Was er sich aufgehalst hat! Schon bereut er es. Nur weil ihn einmal einer braucht und er sich gefreut hat, dass er einmal helfen darf. Eine dieser seltenen menschlichen Gelegenheiten. Vom Wasserholen rinnt ihm der Schweiß in den Rücken. Unangenehm, wie das klebt. So sehr geschwitzt hat er nur beim Umtopfen des Ficus und einmal, wann ist das gewesen?, auf einer Wiese im Park. An einem Sonntag – er denkt nach: Das müsste kurz nach der Trennung gewesen sein, aber er weiß nicht, ob es eine Trennung war, Angelika ist so leise gegangen – hat er es sich in den Kopf gesetzt, barfuß, das heißt: so gut wie nackt, übers Gras zu laufen. Eine Mutprobe. Wenn er sie bestünde, so hatte er sich's gedacht, würde sie so leise, wie sie gegangen ist, zu ihm zurückkommen, Händchen halten. Doch schon nach den ersten Schritten taten ihm die Füße weh, lauter Äste, sah er, Steine und Käfer, die er zertrampelte, und er kam sich dumm vor, wie ein Kind, das gerade erst laufen lernt. Besser liegen, dachte er, und legte sich hin, aber da war der Himmel, so weit, er kam sich klein vor darunter. Dass die das können – er beobachtete die Menschen, die ausgestreckt in der Sonne lagen -, ob denen nicht heiß wird?

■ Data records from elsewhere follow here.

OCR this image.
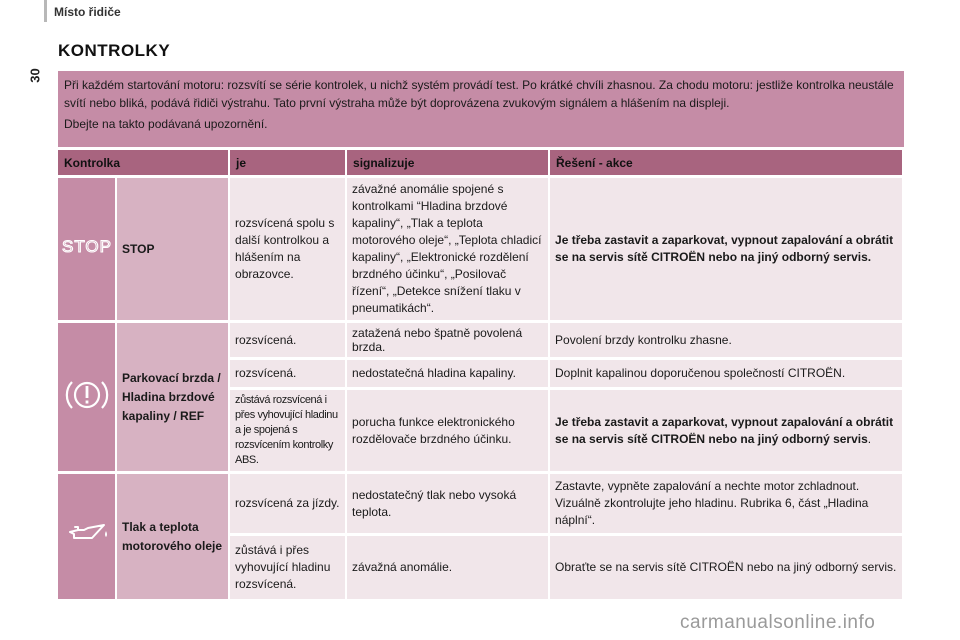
Místo řidiče
30
KONTROLKY

Při každém startování motoru: rozsvítí se série kontrolek, u nichž systém provádí test. Po krátké chvíli zhasnou. Za chodu motoru: jestliže kontrolka neustále svítí nebo bliká, podává řidiči výstrahu. Tato první výstraha může být doprovázena zvukovým signálem a hlášením na displeji.

Dbejte na takto podávaná upozornění.

Kontrolka		je	signalizuje	Řešení - akce

STOP	STOP	rozsvícená spolu s další kontrolkou a hlášením na obrazovce.	závažné anomálie spojené s kontrolkami “Hladina brzdové kapaliny“, „Tlak a teplota motorového oleje“, „Teplota chladicí kapaliny“, „Elektronické rozdělení brzdného účinku“, „Posilovač řízení“, „Detekce snížení tlaku v pneumatikách“.	Je třeba zastavit a zaparkovat, vypnout zapalování a obrátit se na servis sítě CITROËN nebo na jiný odborný servis.
	Parkovací brzda / Hladina brzdové kapaliny / REF	rozsvícená.	zatažená nebo špatně povolená brzda.	Povolení brzdy kontrolku zhasne.
		rozsvícená.	nedostatečná hladina kapaliny.	Doplnit kapalinou doporučenou společností CITROËN.
		zůstává rozsvícená i přes vyhovující hladinu a je spojená s rozsvícením kontrolky ABS.	porucha funkce elektronického rozdělovače brzdného účinku.	Je třeba zastavit a zaparkovat, vypnout zapalování a obrátit se na servis sítě CITROËN nebo na jiný odborný servis.
	Tlak a teplota motorového oleje	rozsvícená za jízdy.	nedostatečný tlak nebo vysoká teplota.	Zastavte, vypněte zapalování a nechte motor zchladnout. Vizuálně zkontrolujte jeho hladinu. Rubrika 6, část „Hladina náplní“.
		zůstává i přes vyhovující hladinu rozsvícená.	závažná anomálie.	Obraťte se na servis sítě CITROËN nebo na jiný odborný servis.
carmanualsonline.info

Nur ihm? Und warum? Als er nach Hause kam, fand er ein Stück Rinde zwischen seinen Zehen. Das war es also, was ihn gedrückt hatte. Er hielt es gegen die Schreibtischlampe. Dann hat er zwei Briefe geschrieben. Einen ans Wasserwerk, dann an Angelika. Im Blick den Wald, der – damals – noch in Ordnung war. Die Tapete – er stöhnt, als er noch einmal die Gießkanne füllt ... nicht zu viel ... sonst schüttet er aus – wird er wohl demnächst von der Wand spachteln müssen. Auch wenn man's nicht sieht – eine Welle bleibt eine Welle – aber ... was ist das? Nein, er weint nicht. Es ist bloß das Wasser, welches ein klein bisschen übergeschwappt ist.

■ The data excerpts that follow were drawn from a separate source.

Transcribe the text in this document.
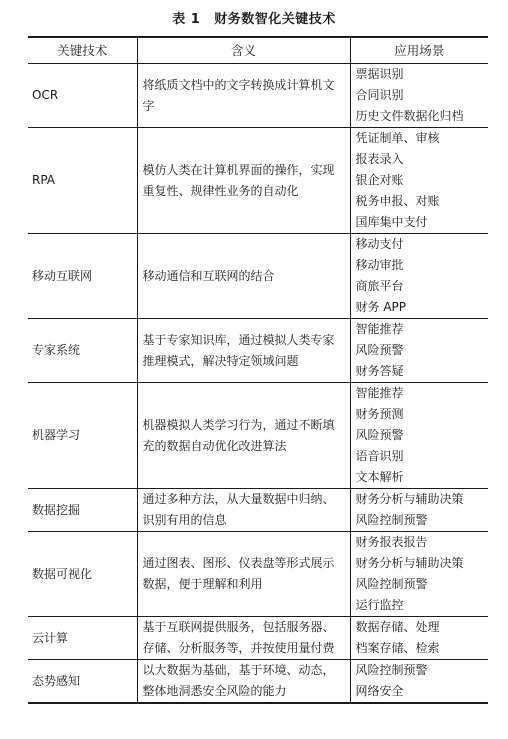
表 1 财务数智化关键技术
关键技术	含义	应用场景
OCR	将纸质文档中的文字转换成计算机文字	票据识别
合同识别
历史文件数据化归档

RPA	模仿人类在计算机界面的操作，实现重复性、规律性业务的自动化	凭证制单、审核
报表录入
银企对账
税务申报、对账
国库集中支付

移动互联网	移动通信和互联网的结合	移动支付
移动审批
商旅平台
财务 APP

专家系统	基于专家知识库，通过模拟人类专家推理模式，解决特定领域问题	智能推荐
风险预警
财务答疑

机器学习	机器模拟人类学习行为，通过不断填充的数据自动优化改进算法	智能推荐
财务预测
风险预警
语音识别
文本解析

数据挖掘	通过多种方法，从大量数据中归纳、识别有用的信息	财务分析与辅助决策
风险控制预警

数据可视化	通过图表、图形、仪表盘等形式展示数据，便于理解和利用	财务报表报告
财务分析与辅助决策
风险控制预警
运行监控

云计算	基于互联网提供服务，包括服务器、存储、分析服务等，并按使用量付费	数据存储、处理
档案存储、检索

态势感知	以大数据为基础，基于环境、动态，整体地洞悉安全风险的能力	风险控制预警
网络安全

Das Klebeparkett wird es aushalten. Es ist pflegeleicht und "sehr robust", seine Stimme – inmitten der Pflanzen – fast erschrickt er vor ihr, denn sie ist ihm zuvorgekommen, genauso wie es ihm zuvorkommt, dass er sich nun flach auf den Boden legt, die Gießkanne hat er behutsam abgestellt, dass er sich vorstellt, er läge im Wald, auf dem weichen Moos, es – er zählt mit – eine Minute lang aushält, so dazuliegen. Durchs Fenster kommt ein Lichtstrahl. Er hält es aus, dass es ihn in der Nase kitzelt. Und er liegt noch ein Weilchen länger, überlegt sogar, ob er sich ausziehen sollte, wenigstens die Socken abstreifen, was er dann aber doch nicht tut, weil es genügt, still ein- und auszuatmen.

Als er wieder aufsteht, nach knapp fünf Minuten, hat er das Gefühl, etwas geschafft zu haben, und vielleicht, denkt er, wird er das wieder machen, beim nächsten Mal Blumengießen, er hat sich schon lang nicht mehr so lebendig gefühlt wie jetzt, da er eine der Blüten, die sich um ihn ranken, ganz leicht mit dem Finger berührt, dann – plötzlich doch ein wenig mehr wollend – in ihr Innerstes vordringt, ihn gierig befühlt, den klebrigen Stempel, den Blütenstaub vom Nagel leckt. Jemand scheint ihn zu rufen: "Erich!" Wie wohl es tut, bei seinem Namen gerufen zu werden. Und endlich weint er, aber nur ein bisschen, und selbst wenn man es wüsste, man würde es für ein Schnauben halten. Irgendein Tier, das sich schnaubend seinen Weg durchs Geäst bahnt. Kurz stehenbleibt. Weitertrottet.

Die Nachbarn haben einen Zettel dagelassen. "Danke, dass Sie sich um unsere Pflanzen kümmern", liest er. Und ob er so nett wäre, auch noch den Briefkasten zu leeren, einmal die Woche würde reichen? "Ja, aber sicher", murmelt er und ist fürs Erste zufrieden. Mit Briefkästen kommt er ganz gut zurecht, mit denen kennt er sich aus. (Milena Michiko Flasar, 4.3.2018)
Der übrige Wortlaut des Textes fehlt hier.